Murali: NVIDIA created the Isaac robotics platform, including the Isaac Sim application on the NVIDIA Omniverse platform for simulation and training of robots in virtual environments before deploying them in the real world. NVIDIA Omniverse is the underlying foundation for all our simulators, including the Isaac platform. We’ve added many features in our latest Isaac Sim open beta release including ROS/ROS2 compatibility and multi camera support, as well as enhanced synthetic data generation and domain randomization capabilities which are important for generating datasets to train perception models for AI based robots. 
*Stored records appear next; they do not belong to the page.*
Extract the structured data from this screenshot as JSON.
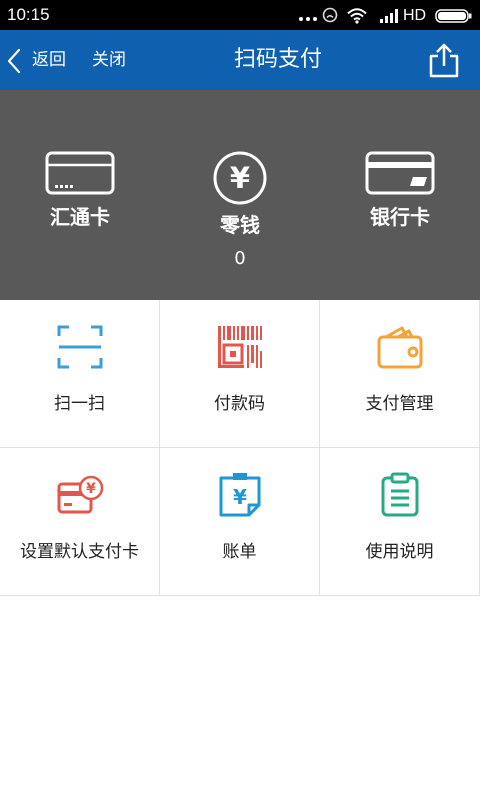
{
  "currency_symbol": "¥",
  "status_bar": {
    "time": "10:15",
    "network_type": "HD",
    "icons": [
      "more-dots-icon",
      "alarm-icon",
      "wifi-icon",
      "signal-icon",
      "battery-icon"
    ],
    "background": "#000000"
  },
  "header": {
    "back_icon": "chevron-left-icon",
    "back_label": "返回",
    "close_label": "关闭",
    "title": "扫码支付",
    "share_icon": "share-icon",
    "background": "#1060b0"
  },
  "balance_panel": {
    "background": "#595959",
    "items": [
      {
        "label": "汇通卡",
        "icon": "card-icon"
      },
      {
        "label": "零钱",
        "value": "0",
        "icon": "yen-circle-icon"
      },
      {
        "label": "银行卡",
        "icon": "bank-card-icon"
      }
    ]
  },
  "grid": {
    "items": [
      {
        "label": "扫一扫",
        "icon": "scan-icon",
        "color": "#3a9fd6"
      },
      {
        "label": "付款码",
        "icon": "barcode-icon",
        "color": "#e2574c"
      },
      {
        "label": "支付管理",
        "icon": "wallet-icon",
        "color": "#f2a33a"
      },
      {
        "label": "设置默认支付卡",
        "icon": "card-yen-badge-icon",
        "color": "#e2574c"
      },
      {
        "label": "账单",
        "icon": "bill-icon",
        "color": "#2196d3"
      },
      {
        "label": "使用说明",
        "icon": "instructions-icon",
        "color": "#27a985"
      }
    ]
  }
}
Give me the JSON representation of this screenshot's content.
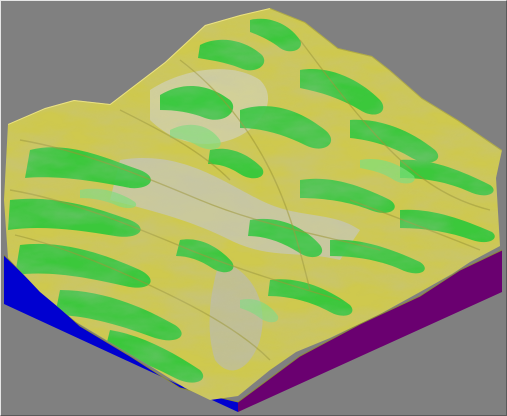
{
  "scene": {
    "background_color": "#808080",
    "colors": {
      "side_left": "#0000d0",
      "side_right": "#6a0070",
      "grass": "#2fc83a",
      "grass_light": "#6fe06a",
      "sand": "#d9d050",
      "sand_dark": "#a9a23a",
      "rock": "#b9b9a8"
    }
  }
}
Simulation technology like Isaac Sim on Omniverse can be used for every aspect: from design and development of the mechanical robot, then training the robot in navigation and behavior, to deploying in a “digital twin” in which the robot is simulated and tested in an accurate and photorealistic environment before deployed in the real world.

AIM: What are the current challenges and what does the future hold for robotics?

Murali: One of the most interesting areas of development is cobots, which can be deployed in areas where robots have not been used thus far. Traditionally, the use of robots on factory floors posed safety risks and were deemed too dangerous to work alongside humans, and therefore these machines were typically placed in isolated environments or caged.  Enter cobots. Though designed to work in close proximity with humans, cobots faced several challenges like limited capabilities and inability to think, putting a damper on their widespread adoption.

But now, thanks to advancements in AI, which brings intelligence to cobots, we’re seeing these systems make real-time decisions that ensure safety in the factory-of-the future, while maintaining and optimizing productivity. This includes training a cobot to perceive the environment around it and adapt accordingly — allowing it to reduce its speed, adjust its force/strength, detect changing working conditions, or even shut down safely before it interferes with a human in its proximity. By leveraging the power of AI, coupled with changes in cobot design (softer materials, new types of joints, removal of sharp edges, etc.), we’re seeing the emergence of applications and use cases that were not previously feasible (e.g., robots in commercial kitchens, etc.)  

Robots are being taught what to do, and how to improve upon complex tasks, as quickly as within a few hours or overnight (versus what used to take weeks or even months)!  AI techniques such as one-shot learning, transfer learning, imitation learning, reinforcement learning, etc. are no longer confined to research papers; many of these methods are in practical use today for real-world robotics deployments.

AIM: How do you see the Robotics landscape evolving in India?

Murali: Manufacturing is increasingly reliant on robotic production. For example, the automotive industry. Our collaboration with BMW for example, begins with creating a digital twin of a future factory in Omniverse and laying out the entire robotic managed production lines digitally, before committing to physical construction. Other industries benefiting from robotics are the industrial & nuclear power sectors. For example, warehouse and inventory management, materials transportation, quality inspection and predictive maintenance in the former & internal reactor inspection and emergency response in the latter.